If you are considering filing an alimony modification action, it is important that the you can provide evidence to support your request, for example, evidence of the change in income or financial status or evidence of the romantic cohabitation as required by O.C.G.A. 19-6-19.

In order to prove a party is cohabitating with a third party in a sexual or romantic relationship (commonly known as the “live in lover” law), the paying spouse must show that the receiving spouse is both living with a third party and engaging in a sexual relationship with that third party. This includes proving the receiving spouse actually resides with the third-party, by living at such residence open and continuously (receiving mail, paying utilities, on the lease, etc.), and is engaging in a sexual or romantic relationship with the third-party.

Examples of a change in financial status includes the paying spouse losing a job, a significant, an involuntary reduction in income, or the receiving spouse securing a job with significantly higher pay than at the time of divorce. In order to prove a substantial change in financial status, you may need to show records of your involuntary loss of employment, bank statements, tax filings, or be able to obtain records from the other party showing they are in a substantially better position financially than at the time of the divorce (pay stubs, bank statements, tax filings, etc.).

When considering a modification of alimony, the judge should consider every relevant fact which has an effect on whether the required changes discussed above have truly occurred. Gallant v. Gallant, 223 Ga. 397 (1967). For instance, if you are showing a reduction in pay or loss of employment, the judge would need to consider the circumstances of these conditions, and whether they happened on an involuntary basis.

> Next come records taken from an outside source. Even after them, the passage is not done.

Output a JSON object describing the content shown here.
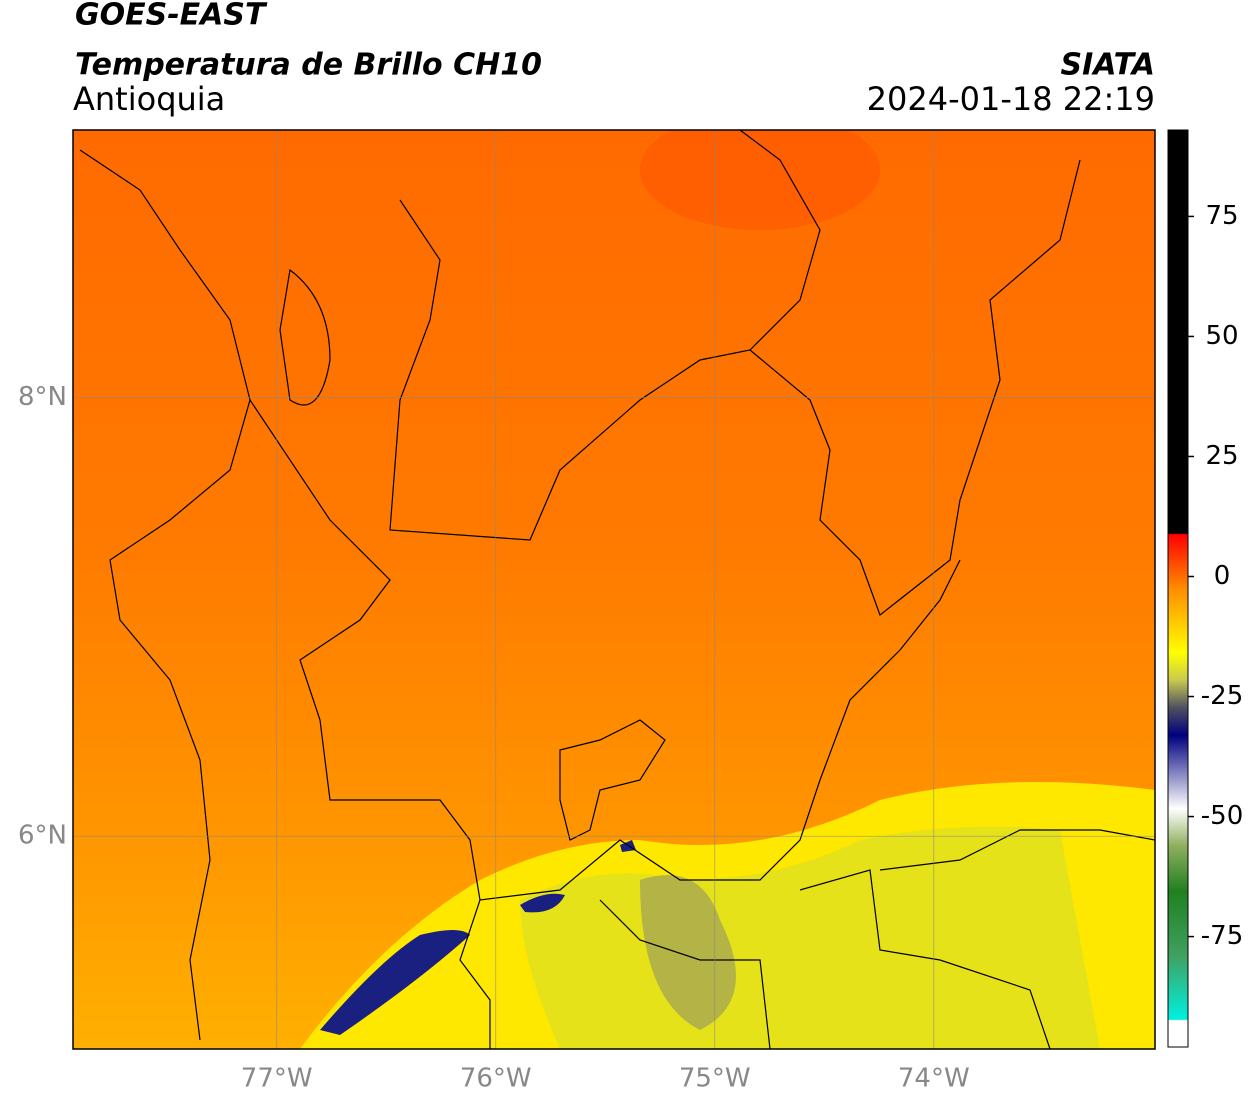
{
  "header": {
    "title": "GOES-EAST",
    "subtitle": "Temperatura de Brillo CH10",
    "region": "Antioquia",
    "source": "SIATA",
    "datetime": "2024-01-18 22:19"
  },
  "map": {
    "xlim": [
      -77.93,
      -72.99
    ],
    "ylim": [
      5.03,
      9.22
    ],
    "xticks": [
      {
        "value": -77,
        "label": "77°W"
      },
      {
        "value": -76,
        "label": "76°W"
      },
      {
        "value": -75,
        "label": "75°W"
      },
      {
        "value": -74,
        "label": "74°W"
      }
    ],
    "yticks": [
      {
        "value": 8,
        "label": "8°N"
      },
      {
        "value": 6,
        "label": "6°N"
      }
    ]
  },
  "colorbar": {
    "clim": [
      -98,
      93
    ],
    "ticks": [
      75,
      50,
      25,
      0,
      -25,
      -50,
      -75
    ]
  }
}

Additionally, because the relevant statutory law concerning the modification of alimony allows alimony to be modified based on a change in the income and financial status of either spouse, the financial status of the recipient spouse may be taken into account as well to determine if a modification of alimony is necessary. See O.C.G.A. §19-6-19.

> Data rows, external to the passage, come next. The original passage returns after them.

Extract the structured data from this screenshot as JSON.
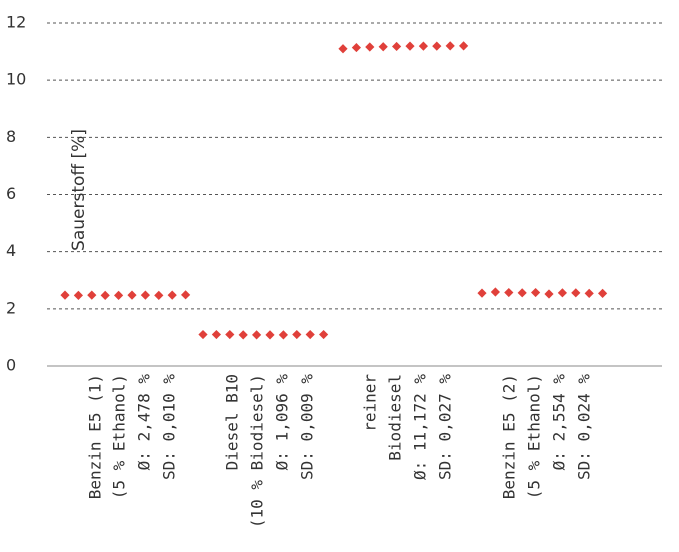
{
  "chart_data": {
    "type": "scatter",
    "ylabel": "Sauerstoff [%]",
    "ylim": [
      0,
      12
    ],
    "yticks": [
      "0",
      "2",
      "4",
      "6",
      "8",
      "10",
      "12"
    ],
    "grid": true,
    "marker_color": "#e0403a",
    "groups": [
      {
        "label_lines": [
          "Benzin E5 (1)",
          "(5 % Ethanol)",
          "Ø: 2,478 %",
          "SD: 0,010 %"
        ],
        "values": [
          2.48,
          2.47,
          2.48,
          2.47,
          2.47,
          2.48,
          2.48,
          2.47,
          2.48,
          2.49
        ]
      },
      {
        "label_lines": [
          "Diesel B10",
          "(10 % Biodiesel)",
          "Ø: 1,096 %",
          "SD: 0,009 %"
        ],
        "values": [
          1.1,
          1.1,
          1.1,
          1.09,
          1.09,
          1.09,
          1.09,
          1.1,
          1.1,
          1.1
        ]
      },
      {
        "label_lines": [
          "reiner",
          "Biodiesel",
          "Ø: 11,172 %",
          "SD: 0,027 %"
        ],
        "values": [
          11.1,
          11.14,
          11.16,
          11.17,
          11.18,
          11.19,
          11.19,
          11.19,
          11.2,
          11.2
        ]
      },
      {
        "label_lines": [
          "Benzin E5 (2)",
          "(5 % Ethanol)",
          "Ø: 2,554 %",
          "SD: 0,024 %"
        ],
        "values": [
          2.55,
          2.59,
          2.57,
          2.56,
          2.57,
          2.52,
          2.56,
          2.56,
          2.54,
          2.54
        ]
      }
    ]
  }
}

Remember that alimony awards are court-ordered payments, so it’s important to pay exactly as the order directs, even if you think you qualify for a modification. Failure to pay alimony can result in a finding of contempt, fines, penalties, liens on property, or jail.

If you believe you qualify for a modification of alimony based on any of the above, it’s important to consult with an attorney before exercising self-help or getting behind on these payments.